“大过节的,上山散完步了,你们不也得赶紧回家去?”
卢克伍德对他们说道。
那三个人拍了下自己脑门,像是突然想起什么重要事情似的,然后扭头就朝着下山的方向快速走远。他们全都行色匆匆,在经过那辆已经被掀开伪装的骡车时,竟然连看都没看上一眼。
维斯科沃感觉长子在拉自己,他对着这个年轻人微微摇了摇头。
不该说的话,别说;不该做的事情,别做。在这片土地想要安生地活下去,这两点必须要时刻谨记。
他们保持了沉默,同时也像之前保证过的那样,加倍努力地将骡车连拉带推地给弄到了山顶上。
那座诺曼古堡废墟之中,立着一座小小的帐篷,大小看起来连容纳一个人都有些费劲。但是帐篷里似乎点着火炉,因为顶上伸出来一根烟囱,正往外冒着些热腾腾的烟气。
卢克伍德让维斯科沃父子把骡子车赶到帐篷里面去。
“他在开玩笑对吗?以为我们是乡巴佬,不知道什么叫帐篷。”小维斯科沃有些不满地对父亲嘟囔道。
维斯科沃也面露难色。
把骡车赶进一顶单人帐篷,这看起来又是一年特别奇怪的事情。
但或许是因为今天怪事见多了,所以他最后一咬牙一跺脚,干脆就拉起了骡子的笼头,一步步走向帐篷门口。
他走了进去。
他竟然真的走了进去!
小维斯科沃也跟着父亲,走进了这顶对角巷那家名为“血腥之旅”的旅行社,去年刚出品的豪华旅行帐篷。
之所以说“豪华”,是因为这顶帐篷里面,居然隐藏了一幢房屋!
甚至,这座屋子还有个小院。
维斯科沃父子和骡车,现在就停在了小院里面,两个大男人你看我,我看你,他们都怀疑自己是在做梦。
“这是你们的尾款。”
刚刚一进帐篷就走进房间的卢克伍德,此时又拿着个钱袋子走了出来,把沉甸甸的银西可交给了维斯科沃。
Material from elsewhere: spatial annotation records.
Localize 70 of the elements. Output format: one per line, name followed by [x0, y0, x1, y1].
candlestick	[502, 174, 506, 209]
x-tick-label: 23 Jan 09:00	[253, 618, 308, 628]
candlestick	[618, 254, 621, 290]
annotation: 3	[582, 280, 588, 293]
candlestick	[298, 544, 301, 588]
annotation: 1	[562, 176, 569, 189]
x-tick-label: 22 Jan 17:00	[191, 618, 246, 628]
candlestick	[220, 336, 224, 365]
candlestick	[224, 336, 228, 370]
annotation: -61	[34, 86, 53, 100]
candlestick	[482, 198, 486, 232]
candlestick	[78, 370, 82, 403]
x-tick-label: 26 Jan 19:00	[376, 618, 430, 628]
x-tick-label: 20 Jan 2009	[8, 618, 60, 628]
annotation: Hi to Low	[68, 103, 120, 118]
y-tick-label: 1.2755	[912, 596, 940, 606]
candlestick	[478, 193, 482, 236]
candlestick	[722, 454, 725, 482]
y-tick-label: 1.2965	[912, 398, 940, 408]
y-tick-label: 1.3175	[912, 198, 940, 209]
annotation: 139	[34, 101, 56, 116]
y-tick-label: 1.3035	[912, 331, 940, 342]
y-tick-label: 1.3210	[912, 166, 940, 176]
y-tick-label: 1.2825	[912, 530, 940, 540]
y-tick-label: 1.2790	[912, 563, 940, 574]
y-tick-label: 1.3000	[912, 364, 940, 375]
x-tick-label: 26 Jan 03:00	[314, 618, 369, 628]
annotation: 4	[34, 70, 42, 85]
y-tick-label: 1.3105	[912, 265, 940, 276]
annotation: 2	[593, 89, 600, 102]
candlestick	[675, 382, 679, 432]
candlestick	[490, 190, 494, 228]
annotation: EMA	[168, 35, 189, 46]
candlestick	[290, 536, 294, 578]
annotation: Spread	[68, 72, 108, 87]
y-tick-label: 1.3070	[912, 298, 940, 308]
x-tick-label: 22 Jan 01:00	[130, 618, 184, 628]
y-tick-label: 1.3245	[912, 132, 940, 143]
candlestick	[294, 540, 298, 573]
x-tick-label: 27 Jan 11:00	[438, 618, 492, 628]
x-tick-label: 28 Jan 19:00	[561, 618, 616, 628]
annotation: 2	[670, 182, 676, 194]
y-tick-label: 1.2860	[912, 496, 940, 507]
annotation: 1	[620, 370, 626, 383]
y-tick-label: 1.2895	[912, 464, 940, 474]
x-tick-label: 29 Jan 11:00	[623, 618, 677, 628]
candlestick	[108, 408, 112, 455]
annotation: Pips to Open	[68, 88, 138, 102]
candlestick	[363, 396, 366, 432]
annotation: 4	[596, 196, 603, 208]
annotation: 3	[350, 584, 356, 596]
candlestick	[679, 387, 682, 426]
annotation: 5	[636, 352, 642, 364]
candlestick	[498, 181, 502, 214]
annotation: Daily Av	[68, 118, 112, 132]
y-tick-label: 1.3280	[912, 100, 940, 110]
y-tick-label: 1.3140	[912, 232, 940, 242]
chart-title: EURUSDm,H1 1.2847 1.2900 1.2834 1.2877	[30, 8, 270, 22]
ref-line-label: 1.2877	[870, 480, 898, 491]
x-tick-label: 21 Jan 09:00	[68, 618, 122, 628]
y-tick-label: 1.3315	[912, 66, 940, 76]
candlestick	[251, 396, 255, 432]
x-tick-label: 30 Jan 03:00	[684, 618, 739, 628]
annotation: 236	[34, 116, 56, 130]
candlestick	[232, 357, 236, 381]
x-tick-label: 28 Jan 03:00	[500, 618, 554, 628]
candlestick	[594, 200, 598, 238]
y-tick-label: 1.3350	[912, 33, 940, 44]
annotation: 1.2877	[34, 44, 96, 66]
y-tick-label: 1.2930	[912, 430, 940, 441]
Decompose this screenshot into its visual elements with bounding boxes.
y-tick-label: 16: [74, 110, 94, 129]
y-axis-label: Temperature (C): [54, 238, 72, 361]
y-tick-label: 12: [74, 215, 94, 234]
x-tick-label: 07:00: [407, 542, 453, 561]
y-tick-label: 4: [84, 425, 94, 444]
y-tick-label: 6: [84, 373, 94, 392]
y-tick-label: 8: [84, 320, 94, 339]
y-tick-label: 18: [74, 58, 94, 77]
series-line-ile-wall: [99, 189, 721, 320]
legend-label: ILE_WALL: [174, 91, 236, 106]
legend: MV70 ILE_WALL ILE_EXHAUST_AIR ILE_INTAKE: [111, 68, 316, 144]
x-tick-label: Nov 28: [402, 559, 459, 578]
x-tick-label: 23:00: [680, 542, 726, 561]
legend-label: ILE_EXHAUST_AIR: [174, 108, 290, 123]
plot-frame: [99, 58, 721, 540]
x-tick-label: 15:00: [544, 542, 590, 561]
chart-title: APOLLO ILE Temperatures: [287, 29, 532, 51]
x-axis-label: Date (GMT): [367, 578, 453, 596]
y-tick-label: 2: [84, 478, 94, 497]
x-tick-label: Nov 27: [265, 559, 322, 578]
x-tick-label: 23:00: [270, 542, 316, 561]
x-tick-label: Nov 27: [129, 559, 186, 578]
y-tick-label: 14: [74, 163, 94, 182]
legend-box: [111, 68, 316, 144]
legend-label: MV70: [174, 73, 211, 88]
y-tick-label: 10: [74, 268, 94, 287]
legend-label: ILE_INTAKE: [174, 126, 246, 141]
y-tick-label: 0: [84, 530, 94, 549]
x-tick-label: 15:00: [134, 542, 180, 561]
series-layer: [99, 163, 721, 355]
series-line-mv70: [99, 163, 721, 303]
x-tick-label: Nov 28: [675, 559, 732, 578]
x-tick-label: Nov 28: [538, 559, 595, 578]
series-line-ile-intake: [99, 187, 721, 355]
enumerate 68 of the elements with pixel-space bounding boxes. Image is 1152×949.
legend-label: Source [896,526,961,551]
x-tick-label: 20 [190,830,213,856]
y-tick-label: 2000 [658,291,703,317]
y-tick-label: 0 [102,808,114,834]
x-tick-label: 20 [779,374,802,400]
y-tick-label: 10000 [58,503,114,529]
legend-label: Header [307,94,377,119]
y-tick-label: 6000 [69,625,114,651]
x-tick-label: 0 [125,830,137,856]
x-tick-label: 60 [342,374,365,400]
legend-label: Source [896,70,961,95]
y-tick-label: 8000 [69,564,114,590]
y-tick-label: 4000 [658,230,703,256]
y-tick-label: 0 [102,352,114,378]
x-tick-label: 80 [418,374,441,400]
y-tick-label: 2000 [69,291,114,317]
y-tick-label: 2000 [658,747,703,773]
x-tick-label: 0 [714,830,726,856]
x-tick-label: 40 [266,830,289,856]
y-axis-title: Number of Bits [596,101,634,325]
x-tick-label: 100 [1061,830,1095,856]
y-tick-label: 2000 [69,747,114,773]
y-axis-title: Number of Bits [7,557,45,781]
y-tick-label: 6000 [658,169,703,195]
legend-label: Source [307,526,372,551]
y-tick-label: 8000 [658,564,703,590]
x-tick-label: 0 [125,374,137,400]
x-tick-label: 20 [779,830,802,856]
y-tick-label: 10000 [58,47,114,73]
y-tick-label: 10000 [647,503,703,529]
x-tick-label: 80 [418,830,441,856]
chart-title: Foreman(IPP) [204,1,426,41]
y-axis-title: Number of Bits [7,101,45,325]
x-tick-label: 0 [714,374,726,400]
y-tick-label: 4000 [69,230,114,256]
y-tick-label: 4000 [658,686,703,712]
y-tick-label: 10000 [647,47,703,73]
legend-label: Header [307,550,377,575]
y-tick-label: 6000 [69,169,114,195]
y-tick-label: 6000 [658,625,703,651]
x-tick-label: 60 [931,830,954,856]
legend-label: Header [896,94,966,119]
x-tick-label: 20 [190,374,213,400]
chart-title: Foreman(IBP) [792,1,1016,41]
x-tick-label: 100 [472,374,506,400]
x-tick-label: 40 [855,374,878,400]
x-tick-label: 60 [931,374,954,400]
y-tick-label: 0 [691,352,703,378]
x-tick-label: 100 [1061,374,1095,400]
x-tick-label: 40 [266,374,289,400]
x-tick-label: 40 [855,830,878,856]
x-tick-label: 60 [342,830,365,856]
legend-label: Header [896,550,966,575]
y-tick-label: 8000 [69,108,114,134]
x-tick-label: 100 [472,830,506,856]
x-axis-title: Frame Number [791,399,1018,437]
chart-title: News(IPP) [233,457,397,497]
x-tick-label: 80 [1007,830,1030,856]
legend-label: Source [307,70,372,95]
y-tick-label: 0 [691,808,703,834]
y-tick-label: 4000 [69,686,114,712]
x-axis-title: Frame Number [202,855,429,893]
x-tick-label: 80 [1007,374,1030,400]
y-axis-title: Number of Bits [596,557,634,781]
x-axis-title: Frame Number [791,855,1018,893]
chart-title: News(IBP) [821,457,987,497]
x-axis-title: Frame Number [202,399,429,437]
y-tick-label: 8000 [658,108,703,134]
“根据《保密法》的规定,我必须也要对你们施展记忆魔法,让你们去掉这些不应存在的记忆。不过你们可以放心,就像之前那三个士兵一样,记忆魔法对你们身体不会有危害。”
“你是一位巫师吗,先生?”
明白了即将遭遇什么,维斯科沃似乎想要趁着最后这点时间,多满足一下自己的好奇。
“是的。”卢克伍德回答。
“那什么是《保密法》呢?”
“唔,这很复杂。不过,简单说的话,《保密法》就是防止普通人察觉到魔法和魔法界存在的一条魔法法律。”
维斯科沃突然福至心灵。
他用比诚恳更诚恳地语气,保证似地对卢克伍德说道:“每个西西里人,特别是这里的农夫,我们从小就好学会如何保守秘密。
我有自己的儿子,我儿子未来也会有儿子,但是我可以向你保证,他们只要能活就一定能成为会保守秘密的人。
而且,他们我家的人都很能干,可以为您提供很多服务。如果您有一些不方便做的事情,都可以交给我们来处理,我办事情,肯定会让您满意……”
虽然这个世界不会有“请客、斩首、收下当狗”这一套计谋。但有的道理,其实是放之四海而皆准的。
用银西可当现金使用,让卢克伍德展现了自己的慷慨和富有(请客),然后又用神奇的魔法轻而易举地打发走了三名想要赚外快、转换成杀手角色的罗马士兵可(斩首)。
自然而然,维斯科沃不由得想出来一个或许能够改变自己命运的想法,他想要投入到强者的麾下(收下当狗)。
最后也不知卢克伍德到底是怎么的想,维斯科沃的朴素说服能力竟然再一次产生了效果。
第105章 不可饶恕的罪行
伦敦,破釜酒吧。
甘普威士忌带来的后劲,还是让凑热闹参加了挑战赛,但却仅仅喝了两口的蒙顿格斯灰溜溜扶着墙回到了酒吧二楼。
他在这里开了一个房间。
墙面上挂着一两幅无聊的装饰画,几张破旧的挂毯,不过仍有很多地方空无一物。
靠近街道的一侧是镶嵌着彩色玻璃的三角形窗户,路灯光芒形成的楔形光柱投在马赛克地板和木质家具上。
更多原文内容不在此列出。